É muito estranho! Não ser feliz se tornou imoral, porém tudo com que nos envolvemos contribui, exatamente, para sermos infelizes. Nossos trabalhos são chatos, a tecnologia nos prende a eles em horário integral, vendemos férias para pagar dívidas ou por medo de perder o emprego (há milhões de desempregados), vivemos com medo de tudo e de todos, nossas opções de vida se mostraram insatisfatórias, temos pouquíssimo tempo para diversão, porém somos "obrigados" a ser felizes. E sendo assim, jamais admitiremos que a felicidade é um evento indireto que nos chega ou não por meio de objetivos secundários, pois nós a consideramos um objetivo acessível imediatamente, por meio de receitas', escreveu Bruckner. “Existem apenas duas coisas infinitas – o Universo e a estupidez humana. E não tenho tanta certeza quanto ao Universo”, escreveu Albert Einstein.
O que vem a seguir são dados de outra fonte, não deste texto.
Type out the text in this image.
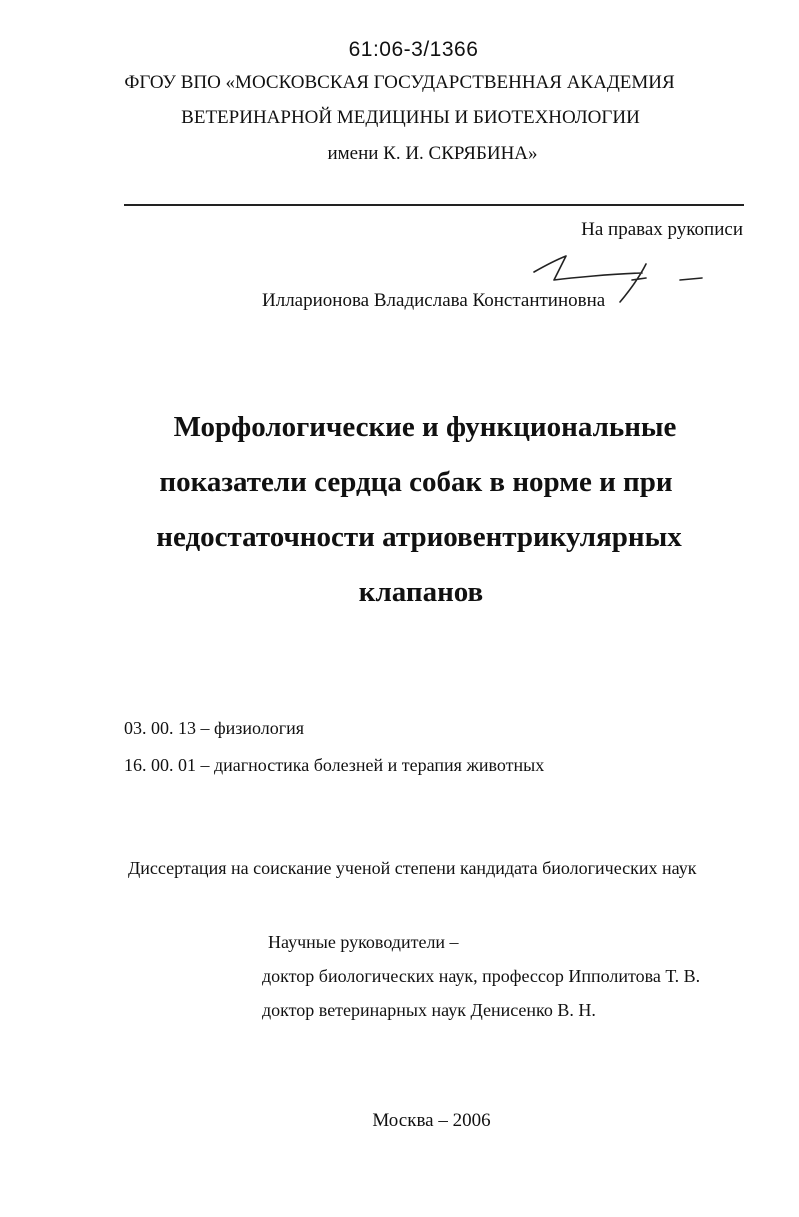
61:06-3/1366
ФГОУ ВПО «МОСКОВСКАЯ ГОСУДАРСТВЕННАЯ АКАДЕМИЯ
ВЕТЕРИНАРНОЙ МЕДИЦИНЫ И БИОТЕХНОЛОГИИ
имени К. И. СКРЯБИНА»
На правах рукописи
Илларионова Владислава Константиновна
Морфологические и функциональные
показатели сердца собак в норме и при
недостаточности атриовентрикулярных
клапанов
03. 00. 13 – физиология
16. 00. 01 – диагностика болезней и терапия животных
Диссертация на соискание ученой степени кандидата биологических наук
Научные руководители –
доктор биологических наук, профессор Ипполитова Т. В.
доктор ветеринарных наук Денисенко В. Н.
Москва – 2006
"'A dor não tem sentido nesse contexto em que é obrigatório ser feliz. Ela não é vista como oportunidade de se repensar o que se quer na vida', diz o filósofo Paulo Vaz, da Universidade Federal do Rio de Janeiro. (...) 'A tristeza faz parte da vida', avalia Araceli Albino, coordenadora do Núcleo Brasileiro de Pesquisas Psicanalíticas e presidente do Sindicato dos Psicanalistas de São Paulo."
Vocês conseguem acreditar que jamais existiu alguém cuja vida tenha sido isenta de dores? Eu consigo. E ao conseguir, o que não tem sentido é esse contexto em que é obrigatório ser feliz. Tanta ânsia por uma alegria constante e eterna tem seus efeitos colaterais, diz o gerente administrativo Celso Riquena. (...) "Em um determinado momento, percebi que o efeito dessa busca era contrário: estava mais infeliz", acrescenta ele.
É a dor que possibilita a oportunidade de se repensar o que se quer na vida, diz o filósofo Paulo Vaz. "A tristeza faz parte da vida", avalia Araceli Albino, coordenadora do Núcleo Brasileiro de Pesquisas Psicanalíticas e presidente do Sindicato dos Psicanalistas de São Paulo. Pesquisas mostram como a busca incessante por ser feliz e a negação do sofrimento podem tornar as pessoas cada vez mais angustiadas, diz Rachel Costa no subtítulo da reportagem. E ao ver tanta gente dizendo alguma coisa, eu digo o seguinte: com a intenção de não tornar esta postagem mais um fardo para vocês, eu a termino aqui. Mas do fardo da felicidade eu não posso livrá-los, pois essa é uma tarefa que cabe a cada um. Portanto, o que posso é lhes dar uma sugestão: experimentem seguir o exemplo de Mariana Frioli e se tornem um (a) "lifedesigner".